North Atlantic Treaty Organization—Pakistan relations are the military–to–military relations between Pakistan and the comprised 32-states military alliance, called NATO.

NATO has developed relations with a range of countries beyond the Euro-Atlantic area, considering Pakistan as "partners across the globe." Lobbied and with a support provided by United States Secretary of State, General (retired) Colin Powell, Pakistan is designated as a "Major non-NATO ally" as of 2004.

Cooperation between Pakistan and NATO has occurred in several main sectors: fighting insurgency and terrorism in Bosnia and Afghanistan, military cooperation, transportation and logistics operations support to Afghanistan, non-proliferation, and others. With the end of the war and China's strong influence in Pakistan, bilateral relations weakened.

== Military relations and understanding ==

===Cooperation on Bosnian War===

In 1994, the Pakistan Armed Forces contingent joined the United Nations Protection Forces in Bosnia (UNPROFOR) to support the NATO's operations during the Bosnian war. Reviewing and recognizing the commendable performance of the Pakistan Armed Forces Contingents as United Nations peacekeepers in Somalia and Cambodia, the United Nations requested the Government of Pakistan to contribute troops to the United Nations Protection Force in Bosnia-Herzegovina. A 3000 strong contingent consisting of two Battalion Groups and a National Support (NS) Headquarters left for Bosnia and Croatia in May 1994. In close coordination with CIA and the ISI headed the intelligence operations to curbed down the insurgency in the Bosnia.

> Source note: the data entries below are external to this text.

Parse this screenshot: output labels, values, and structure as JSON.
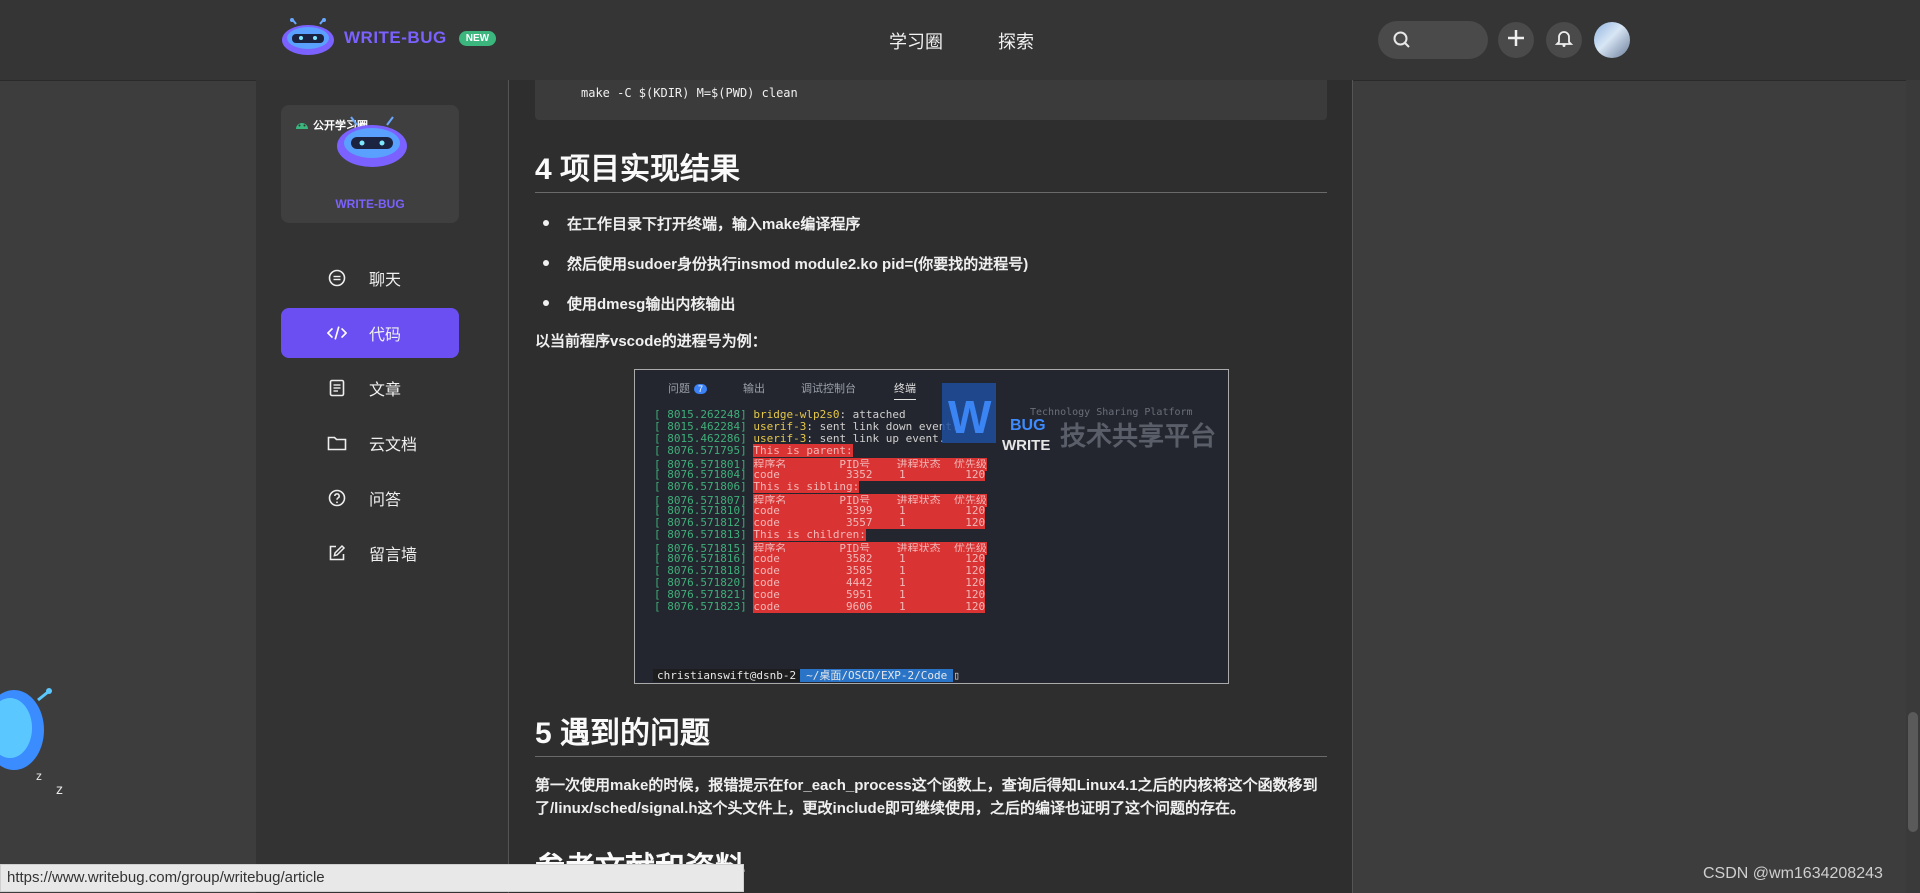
{
  "header": {
    "brand": "WRITE-BUG",
    "badge": "NEW",
    "nav": [
      "学习圈",
      "探索"
    ]
  },
  "sidebar": {
    "circle_label": "公开学习圈",
    "circle_brand": "WRITE-BUG",
    "items": [
      {
        "label": "聊天",
        "icon": "chat-icon",
        "active": false
      },
      {
        "label": "代码",
        "icon": "code-icon",
        "active": true
      },
      {
        "label": "文章",
        "icon": "article-icon",
        "active": false
      },
      {
        "label": "云文档",
        "icon": "folder-icon",
        "active": false
      },
      {
        "label": "问答",
        "icon": "question-icon",
        "active": false
      },
      {
        "label": "留言墙",
        "icon": "edit-icon",
        "active": false
      }
    ]
  },
  "article": {
    "code_line": "make -C $(KDIR) M=$(PWD) clean",
    "section4_title": "4 项目实现结果",
    "bullets": [
      "在工作目录下打开终端，输入make编译程序",
      "然后使用sudoer身份执行insmod module2.ko pid=(你要找的进程号)",
      "使用dmesg输出内核输出"
    ],
    "example_text": "以当前程序vscode的进程号为例：",
    "section5_title": "5 遇到的问题",
    "problem_text": "第一次使用make的时候，报错提示在for_each_process这个函数上，查询后得知Linux4.1之后的内核将这个函数移到了/linux/sched/signal.h这个头文件上，更改include即可继续使用，之后的编译也证明了这个问题的存在。",
    "next_title_partial": "参考文献和资料"
  },
  "terminal": {
    "tabs": [
      "问题",
      "输出",
      "调试控制台",
      "终端"
    ],
    "problem_count": "7",
    "watermark_en": "Technology Sharing Platform",
    "watermark_cn": "技术共享平台",
    "watermark_bug": "BUG",
    "watermark_write": "WRITE",
    "lines": [
      {
        "ts": "[ 8015.262248]",
        "key": "bridge-wlp2s0",
        "text": ": attached",
        "red": false
      },
      {
        "ts": "[ 8015.462284]",
        "key": "userif-3",
        "text": ": sent link down event.",
        "red": false
      },
      {
        "ts": "[ 8015.462286]",
        "key": "userif-3",
        "text": ": sent link up event.",
        "red": false
      },
      {
        "ts": "[ 8076.571795]",
        "key": "",
        "text": "This is parent:",
        "red": true
      },
      {
        "ts": "[ 8076.571801]",
        "key": "",
        "text": "程序名        PID号    进程状态  优先级",
        "red": true
      },
      {
        "ts": "[ 8076.571804]",
        "key": "",
        "text": "code          3352    1         120",
        "red": true
      },
      {
        "ts": "[ 8076.571806]",
        "key": "",
        "text": "This is sibling:",
        "red": true
      },
      {
        "ts": "[ 8076.571807]",
        "key": "",
        "text": "程序名        PID号    进程状态  优先级",
        "red": true
      },
      {
        "ts": "[ 8076.571810]",
        "key": "",
        "text": "code          3399    1         120",
        "red": true
      },
      {
        "ts": "[ 8076.571812]",
        "key": "",
        "text": "code          3557    1         120",
        "red": true
      },
      {
        "ts": "[ 8076.571813]",
        "key": "",
        "text": "This is children:",
        "red": true
      },
      {
        "ts": "[ 8076.571815]",
        "key": "",
        "text": "程序名        PID号    进程状态  优先级",
        "red": true
      },
      {
        "ts": "[ 8076.571816]",
        "key": "",
        "text": "code          3582    1         120",
        "red": true
      },
      {
        "ts": "[ 8076.571818]",
        "key": "",
        "text": "code          3585    1         120",
        "red": true
      },
      {
        "ts": "[ 8076.571820]",
        "key": "",
        "text": "code          4442    1         120",
        "red": true
      },
      {
        "ts": "[ 8076.571821]",
        "key": "",
        "text": "code          5951    1         120",
        "red": true
      },
      {
        "ts": "[ 8076.571823]",
        "key": "",
        "text": "code          9606    1         120",
        "red": true
      }
    ],
    "prompt_user": "christianswift@dsnb-2",
    "prompt_path": "~/桌面/OSCD/EXP-2/Code"
  },
  "status_url": "https://www.writebug.com/group/writebug/article",
  "watermark": "CSDN @wm1634208243",
  "colors": {
    "accent": "#6b4ff2",
    "brand": "#7b61ff",
    "badge": "#3bb77e"
  }
}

===Stability in Afghanistan and Central Asia===

In 2007, the Pakistan military and NATO established the Joint Intelligence Operations Centre (JIOC), a joint initiative designed to improve intelligence coordination between NATO, ISAF and Pakistan, which was opened in Kabul. According to the NATO sources, Pakistan's continuous support for the efforts of NATO and ISAF in Afghanistan remains crucial to the success of the NATO's mission. In 2007 state visit to NATO headquarters in Brussels, Belgium, Prime Minister Shaukat Aziz put it:

"Pakistan is committed to a strong, stable Afghanistan. The one country that will benefit the most, after Afghanistan itself, will be Pakistan."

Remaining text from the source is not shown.